A Enrique, nuestro protagonista, se le va la novia y no se le ocurre otra cosa que huir de ese embrollo al pueblo de su tía, La Cañada, un lugar de Teruel que representa el típico paisaje de lo que se ha dado en llamar la España vacía. Allí le da por hacer yoga mañanero, cultivar quinoa en un huerto ecológico, se sube a las eras en busca de la era ideal donde haya cobertura para alimentar su Instagram y, después de todo esto, monta un taller sobre nuevas masculinidades y pone el nombre de Gramsci a una calle.
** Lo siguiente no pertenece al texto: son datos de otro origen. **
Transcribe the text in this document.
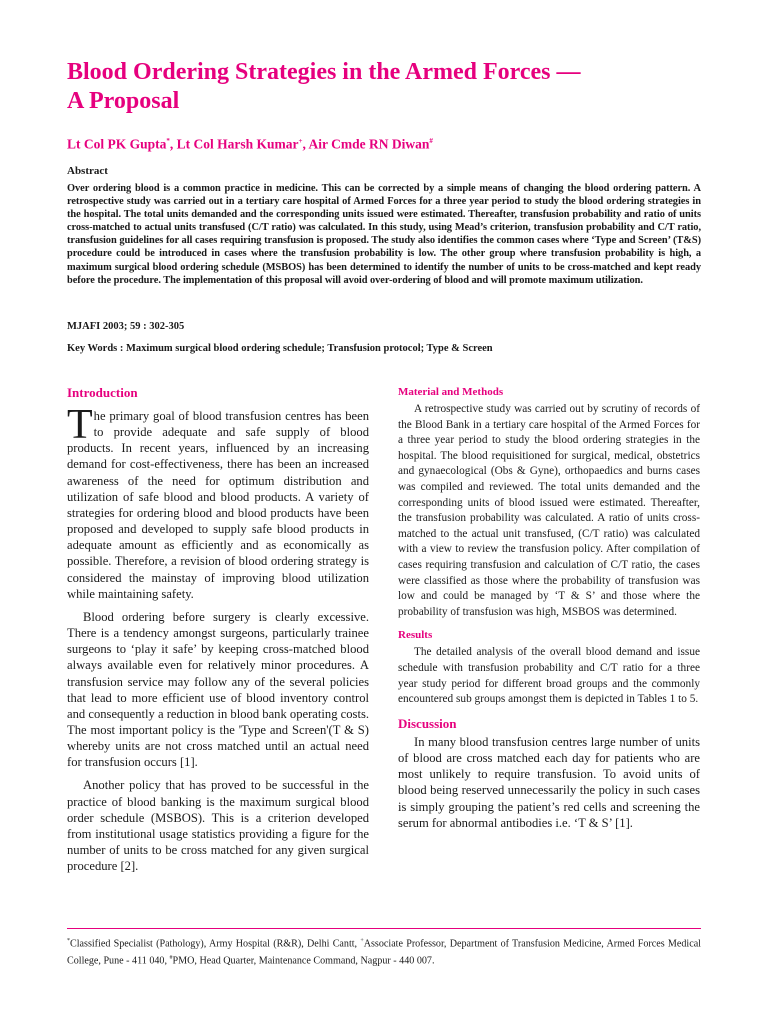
Blood Ordering Strategies in the Armed Forces —
A Proposal
Lt Col PK Gupta*, Lt Col Harsh Kumar+, Air Cmde RN Diwan#
Abstract
Over ordering blood is a common practice in medicine. This can be corrected by a simple means of changing the blood ordering pattern. A retrospective study was carried out in a tertiary care hospital of Armed Forces for a three year period to study the blood ordering strategies in the hospital. The total units demanded and the corresponding units issued were estimated. Thereafter, transfusion probability and ratio of units cross-matched to actual units transfused (C/T ratio) was calculated. In this study, using Mead’s criterion, transfusion probability and C/T ratio, transfusion guidelines for all cases requiring transfusion is proposed. The study also identifies the common cases where ‘Type and Screen’ (T&S) procedure could be introduced in cases where the transfusion probability is low. The other group where transfusion probability is high, a maximum surgical blood ordering schedule (MSBOS) has been determined to identify the number of units to be cross-matched and kept ready before the procedure. The implementation of this proposal will avoid over-ordering of blood and will promote maximum utilization.
MJAFI 2003; 59 : 302-305
Key Words : Maximum surgical blood ordering schedule; Transfusion protocol; Type & Screen
Introduction

The primary goal of blood transfusion centres has been to provide adequate and safe supply of blood products. In recent years, influenced by an increasing demand for cost-effectiveness, there has been an increased awareness of the need for optimum distribution and utilization of safe blood and blood products. A variety of strategies for ordering blood and blood products have been proposed and developed to supply safe blood products in adequate amount as efficiently and as economically as possible. Therefore, a revision of blood ordering strategy is considered the mainstay of improving blood utilization while maintaining safety.

Blood ordering before surgery is clearly excessive. There is a tendency amongst surgeons, particularly trainee surgeons to ‘play it safe’ by keeping cross-matched blood always available even for relatively minor procedures. A transfusion service may follow any of the several policies that lead to more efficient use of blood inventory control and consequently a reduction in blood bank operating costs. The most important policy is the 'Type and Screen'(T & S) whereby units are not cross matched until an actual need for transfusion occurs [1].

Another policy that has proved to be successful in the practice of blood banking is the maximum surgical blood order schedule (MSBOS). This is a criterion developed from institutional usage statistics providing a figure for the number of units to be cross matched for any given surgical procedure [2].

Material and Methods

A retrospective study was carried out by scrutiny of records of the Blood Bank in a tertiary care hospital of the Armed Forces for a three year period to study the blood ordering strategies in the hospital. The blood requisitioned for surgical, medical, obstetrics and gynaecological (Obs & Gyne), orthopaedics and burns cases was compiled and reviewed. The total units demanded and the corresponding units of blood issued were estimated. Thereafter, the transfusion probability was calculated. A ratio of units cross-matched to the actual unit transfused, (C/T ratio) was calculated with a view to review the transfusion policy. After compilation of cases requiring transfusion and calculation of C/T ratio, the cases were classified as those where the probability of transfusion was low and could be managed by ‘T & S’ and those where the probability of transfusion was high, MSBOS was determined.

Results

The detailed analysis of the overall blood demand and issue schedule with transfusion probability and C/T ratio for a three year study period for different broad groups and the commonly encountered sub groups amongst them is depicted in Tables 1 to 5.

Discussion

In many blood transfusion centres large number of units of blood are cross matched each day for patients who are most unlikely to require transfusion. To avoid units of blood being reserved unnecessarily the policy in such cases is simply grouping the patient’s red cells and screening the serum for abnormal antibodies i.e. ‘T & S’ [1].

*Classified Specialist (Pathology), Army Hospital (R&R), Delhi Cantt, +Associate Professor, Department of Transfusion Medicine, Armed Forces Medical College, Pune - 411 040, #PMO, Head Quarter, Maintenance Command, Nagpur - 440 007.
Pero Enrique es hombre capaz de remontar, cuan Quijote en pueblo del Maestrazgo, enormes dificultades sin igual y sin dejarse amilanar por el cartel con el que algunos le han dado la bienvenida, “Forastero gilipollas”, termina por llegar a alcalde, que es cuando le da por aquello de Gramsci y poner películas coreanas con subtítulos en el frontón e instruir a los habitantes sobre el problema del racismo con el moro que vive en el pueblo que en realidad está más integrado que él…
Farsa de enorme gracia y finamente dibujada, en realidad nos está avisando de que el problema de la España vacía es con qué o quienes la llenamos. Ya nos lo dijo de otra manera y con extrema lucidez José Luis Cuerda cuando los habitantes del pueblo nacían de repollos, comentaban novelas de Faulkner y algunos volvían a escribir Ada o el ardor… Seguimos en la farsa. Pues eso.